I get some warning when the scripts reaches to searchNumtCluster_fromDiscordantReads.py but I believe it worked as 159a1srt.mt.disc.sam.breakpointINPUT.tsv is generated in the output folder. Here are a few lines of breakpointINPUT.tsv file { 159a1srt 2 ./output/159a1srt.mt.disc.sam ./output/159a1srt.mt.split.sam ./159a1srt.bam chr1 1005205 1006728 159a1srt 2 ./output/159a1srt.mt.disc.sam ./output/159a1srt.mt.split.sam ./159a1srt.bam chr1 10057554 10059006 159a1srt 2 ./output/159a1srt.mt.disc.sam ./output/159a1srt.mt.split.sam ./159a1srt.bam chr1 10059036 10060651 159a1srt 2 ./output/159a1srt.mt.disc.sam ./output/159a1srt.mt.split.sam ./159a1srt.bam chr1 1015885 1017220 159a1srt 2 ./output/159a1srt.mt.disc.sam ./output/159a1srt.mt.split.sam ./159a1srt.bam chr1 10174241 10175740 159a1srt 2 ./output/159a1srt.mt.disc.sam ./output/159a1srt.mt.split.sam ./159a1srt.bam chr1 10186464 10187796 159a1srt 2 ./output/159a1srt.mt.disc.sam ./output/159a1srt.mt.split.sam ./159a1srt.bam chr1 10244730 10246102 }

Please let me know should you need further info.

Thanks Ehsan

WeiWei060512 commented 1 year ago

Hi Ehsan, It looks samtools can't find input.

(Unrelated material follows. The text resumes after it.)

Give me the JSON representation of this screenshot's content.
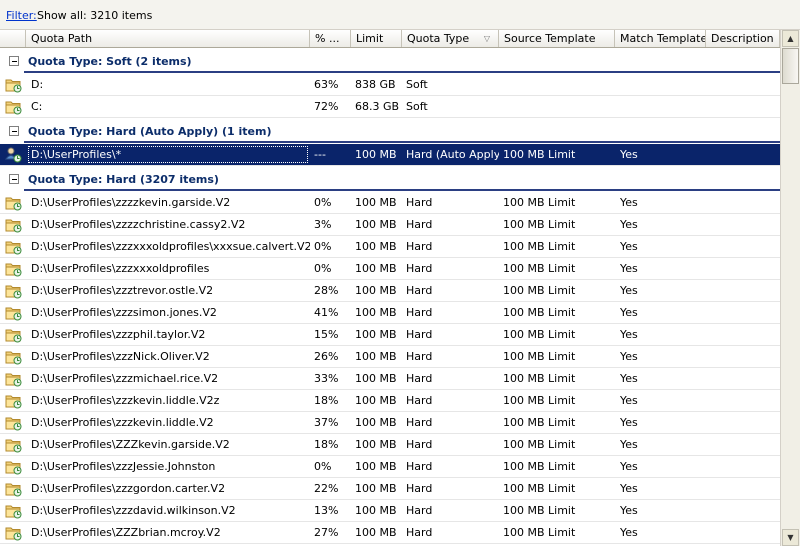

You may need to double check your input files.

Wei

ehsansari1234 commented 1 year ago

Hi Wei,

Thanks. Your clue helped to me find the issue. The breakpointINPUT.tsv file is a tab limited but a comma separated input in expected for breakpint detection part. No I am off the error loop but I get numerous complains from Pandas. May I know the version of Pandas and Python on your system: here is a returned error message{ File "/globalhome/ehs220/HPC/.local/lib/python2.7/site-packages/pandas/core/frame.py", line 3426, in _ensure_valid_index raise ValueError('Cannot set a frame with no defined index ' ValueError: Cannot set a frame with no defined index and a value that cannot be converted to a Series}

Best Ehsan

jingydz commented 5 months ago

Hi, I also encountered the error same as you. but the python version I used was python3.6. Did you successfully resolve this issue in the end?